The cover-up and panic over the I.A. investigation turns what would normally be an internal monologue of one of the characters to be reformatted into pure exposition. Though lengthy and overwrought, it's not necessarily bad; most of it is well performed – like Geddes' drawn out preamble to McCann's murder – and quite a lot of it has the sort of ask-and-answer, ask-and-answer-again repetitious style of dialogue that typically denotes the work of David Mamet. In fact, the various confrontational conversations going on inside the cramped precinct feel quite similar to Mamet's Homicide, or that the pilot could easily have been conducted as a stage play.
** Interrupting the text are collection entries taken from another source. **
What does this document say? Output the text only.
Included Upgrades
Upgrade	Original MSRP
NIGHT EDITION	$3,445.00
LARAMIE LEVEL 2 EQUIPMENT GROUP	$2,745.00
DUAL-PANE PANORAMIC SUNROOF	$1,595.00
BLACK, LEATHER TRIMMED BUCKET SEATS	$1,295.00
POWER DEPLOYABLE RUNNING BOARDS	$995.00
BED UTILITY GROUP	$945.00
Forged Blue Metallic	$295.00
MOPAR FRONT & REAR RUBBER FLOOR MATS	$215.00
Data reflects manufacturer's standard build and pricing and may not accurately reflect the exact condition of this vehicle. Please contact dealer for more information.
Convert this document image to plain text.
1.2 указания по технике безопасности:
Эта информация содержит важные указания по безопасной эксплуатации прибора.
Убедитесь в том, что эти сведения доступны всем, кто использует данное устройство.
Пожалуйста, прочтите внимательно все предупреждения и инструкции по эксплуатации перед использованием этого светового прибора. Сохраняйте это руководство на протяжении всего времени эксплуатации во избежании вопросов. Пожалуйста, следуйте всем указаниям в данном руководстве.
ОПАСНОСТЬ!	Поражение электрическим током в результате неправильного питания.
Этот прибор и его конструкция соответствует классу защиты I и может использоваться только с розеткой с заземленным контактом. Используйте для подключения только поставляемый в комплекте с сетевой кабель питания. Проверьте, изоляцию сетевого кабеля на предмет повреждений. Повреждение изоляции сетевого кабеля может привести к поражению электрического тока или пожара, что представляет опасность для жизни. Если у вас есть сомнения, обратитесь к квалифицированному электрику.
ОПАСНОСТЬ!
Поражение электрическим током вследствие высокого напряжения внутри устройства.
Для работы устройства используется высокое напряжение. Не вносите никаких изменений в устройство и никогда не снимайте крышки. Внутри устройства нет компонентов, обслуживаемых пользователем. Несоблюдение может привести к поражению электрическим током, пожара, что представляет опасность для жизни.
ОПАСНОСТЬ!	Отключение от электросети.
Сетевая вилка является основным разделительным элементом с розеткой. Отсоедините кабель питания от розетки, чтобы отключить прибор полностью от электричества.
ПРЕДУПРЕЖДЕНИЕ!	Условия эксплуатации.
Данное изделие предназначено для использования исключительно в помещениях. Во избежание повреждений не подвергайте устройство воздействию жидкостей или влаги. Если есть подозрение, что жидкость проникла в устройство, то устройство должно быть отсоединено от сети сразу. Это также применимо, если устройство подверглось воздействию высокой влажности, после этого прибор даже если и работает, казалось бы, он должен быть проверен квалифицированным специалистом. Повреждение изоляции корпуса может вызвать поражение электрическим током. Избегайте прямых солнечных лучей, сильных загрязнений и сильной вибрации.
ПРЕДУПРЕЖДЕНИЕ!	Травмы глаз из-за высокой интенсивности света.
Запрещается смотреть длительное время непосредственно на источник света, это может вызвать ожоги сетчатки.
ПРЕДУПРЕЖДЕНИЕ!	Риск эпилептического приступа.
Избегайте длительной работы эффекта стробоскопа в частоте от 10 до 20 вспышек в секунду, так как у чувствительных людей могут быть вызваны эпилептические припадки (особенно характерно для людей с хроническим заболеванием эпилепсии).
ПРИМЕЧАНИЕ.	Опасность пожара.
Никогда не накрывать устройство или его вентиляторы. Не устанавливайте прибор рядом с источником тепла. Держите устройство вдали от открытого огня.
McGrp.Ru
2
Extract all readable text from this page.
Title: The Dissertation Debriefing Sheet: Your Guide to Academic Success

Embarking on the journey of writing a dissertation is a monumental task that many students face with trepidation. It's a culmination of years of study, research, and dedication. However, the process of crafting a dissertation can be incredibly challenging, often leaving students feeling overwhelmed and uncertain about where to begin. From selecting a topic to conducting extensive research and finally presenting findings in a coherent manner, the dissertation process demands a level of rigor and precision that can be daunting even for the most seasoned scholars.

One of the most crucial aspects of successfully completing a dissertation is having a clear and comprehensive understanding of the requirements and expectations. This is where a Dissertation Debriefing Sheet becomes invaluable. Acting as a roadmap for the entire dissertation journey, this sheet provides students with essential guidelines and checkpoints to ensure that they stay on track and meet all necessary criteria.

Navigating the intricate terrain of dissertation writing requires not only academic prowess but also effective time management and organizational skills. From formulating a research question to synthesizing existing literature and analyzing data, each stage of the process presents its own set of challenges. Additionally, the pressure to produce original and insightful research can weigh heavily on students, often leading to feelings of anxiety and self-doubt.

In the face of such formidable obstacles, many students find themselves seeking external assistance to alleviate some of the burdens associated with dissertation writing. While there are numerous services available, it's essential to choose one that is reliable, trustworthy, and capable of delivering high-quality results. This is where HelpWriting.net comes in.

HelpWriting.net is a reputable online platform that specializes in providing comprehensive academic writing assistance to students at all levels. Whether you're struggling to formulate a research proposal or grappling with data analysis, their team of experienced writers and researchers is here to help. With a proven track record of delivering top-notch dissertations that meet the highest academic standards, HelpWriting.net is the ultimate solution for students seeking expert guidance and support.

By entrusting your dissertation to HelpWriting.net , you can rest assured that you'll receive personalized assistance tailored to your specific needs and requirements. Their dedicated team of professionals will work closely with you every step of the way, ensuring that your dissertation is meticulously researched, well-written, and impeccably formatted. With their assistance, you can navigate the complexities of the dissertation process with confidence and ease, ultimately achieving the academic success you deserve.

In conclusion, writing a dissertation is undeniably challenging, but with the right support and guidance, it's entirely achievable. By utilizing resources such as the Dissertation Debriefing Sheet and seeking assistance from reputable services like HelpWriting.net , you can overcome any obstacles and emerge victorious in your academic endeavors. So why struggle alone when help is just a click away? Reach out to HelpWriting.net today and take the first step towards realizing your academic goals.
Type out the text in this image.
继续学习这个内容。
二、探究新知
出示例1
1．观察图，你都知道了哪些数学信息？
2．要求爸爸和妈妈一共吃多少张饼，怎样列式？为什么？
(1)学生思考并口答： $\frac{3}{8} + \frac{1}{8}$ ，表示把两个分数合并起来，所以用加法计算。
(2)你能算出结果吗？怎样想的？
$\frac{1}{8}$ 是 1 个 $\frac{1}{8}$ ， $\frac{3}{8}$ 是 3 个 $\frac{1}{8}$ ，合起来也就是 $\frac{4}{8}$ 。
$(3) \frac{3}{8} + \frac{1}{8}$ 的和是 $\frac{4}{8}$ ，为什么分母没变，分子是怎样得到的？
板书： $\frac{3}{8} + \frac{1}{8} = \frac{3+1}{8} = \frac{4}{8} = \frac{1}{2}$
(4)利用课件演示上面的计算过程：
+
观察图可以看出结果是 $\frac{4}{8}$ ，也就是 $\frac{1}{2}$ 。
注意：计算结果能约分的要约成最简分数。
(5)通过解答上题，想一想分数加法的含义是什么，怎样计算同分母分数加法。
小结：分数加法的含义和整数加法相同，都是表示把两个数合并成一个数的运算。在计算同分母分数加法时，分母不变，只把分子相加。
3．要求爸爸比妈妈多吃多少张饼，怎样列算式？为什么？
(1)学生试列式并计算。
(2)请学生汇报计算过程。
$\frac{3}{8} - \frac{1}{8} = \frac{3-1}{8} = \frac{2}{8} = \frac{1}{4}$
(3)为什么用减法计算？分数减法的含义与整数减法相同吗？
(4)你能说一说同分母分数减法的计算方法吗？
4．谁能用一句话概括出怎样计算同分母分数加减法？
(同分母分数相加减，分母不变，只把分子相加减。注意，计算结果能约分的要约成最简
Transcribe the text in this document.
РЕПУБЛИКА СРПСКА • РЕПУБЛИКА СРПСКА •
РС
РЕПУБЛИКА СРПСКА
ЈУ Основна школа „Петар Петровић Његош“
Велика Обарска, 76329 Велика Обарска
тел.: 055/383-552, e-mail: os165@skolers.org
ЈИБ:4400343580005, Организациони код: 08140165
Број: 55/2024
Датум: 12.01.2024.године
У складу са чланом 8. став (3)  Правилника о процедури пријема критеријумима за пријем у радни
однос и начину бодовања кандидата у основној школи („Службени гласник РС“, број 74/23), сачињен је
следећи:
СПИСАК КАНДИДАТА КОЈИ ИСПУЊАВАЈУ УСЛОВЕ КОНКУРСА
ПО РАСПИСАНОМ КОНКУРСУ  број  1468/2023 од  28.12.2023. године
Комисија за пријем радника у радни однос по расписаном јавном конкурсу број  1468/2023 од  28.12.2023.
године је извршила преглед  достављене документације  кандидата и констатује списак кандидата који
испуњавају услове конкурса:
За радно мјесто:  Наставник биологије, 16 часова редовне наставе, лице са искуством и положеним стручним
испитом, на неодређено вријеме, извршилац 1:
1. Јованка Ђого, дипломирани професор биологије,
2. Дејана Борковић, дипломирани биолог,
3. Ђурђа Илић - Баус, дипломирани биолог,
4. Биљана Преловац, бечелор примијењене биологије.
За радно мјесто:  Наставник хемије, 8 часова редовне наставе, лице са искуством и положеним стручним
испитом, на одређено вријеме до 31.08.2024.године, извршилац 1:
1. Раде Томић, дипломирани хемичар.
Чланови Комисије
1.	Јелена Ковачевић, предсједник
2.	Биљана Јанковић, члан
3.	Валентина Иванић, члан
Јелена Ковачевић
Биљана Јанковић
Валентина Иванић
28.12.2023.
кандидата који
There's some nice (if slightly strained) dialogue here, but we don't really get a clear sense that there is or will be something deeper behind it all.
The trouble is: much of what transpires on-screen also smacks of repetition, of having been done before; and if the first mini-series was considered lightning in a bottle, then this first hour stands as proof of the impossibility of repackaged brilliance. Perhaps that will translate to a better series in the long run, as the original's 180-minute runtime will be completely consumed by the AMC version before August is out. By then it will be episode four, and while it's almost certain the storyline of the original will largely be decompressed to accommodate the 10 episodes of the first season, sorting out the narrative might yet yield something wholly new and engrossing that also justifies the jump from Europe to Detroit.
So far, there is little in the way of acknowledgment toward the struggles of Detroit in any consequential manner. Right now (that is, over the first two episodes), the city exists primarily as a backdrop, or a bit of set dressing, and though the state of affairs in the Motor City works aesthetically, the impact is only surface-level. The show needn't take the same route, say, David Simon did with regard to Baltimore in The Wire, but leaving things unsaid will eventually work against the series.
Aside from the fact that this story has literally been told before, Low Winter Sun's premise, its characters and, certainly its atmosphere, all feel like components to a story we've already seen countless time. Portions of it are certainly well-made and, again, some portions are beautifully acted, but it begs the question as to just how well (or if at all) the series will be able to extend this narrative over 10 episodes, and if it will find something unique and meaningful to pull from all this darkness.
Low Winter Sun continues next Sunday with 'The Goat Rodeo' @10pm on AMC.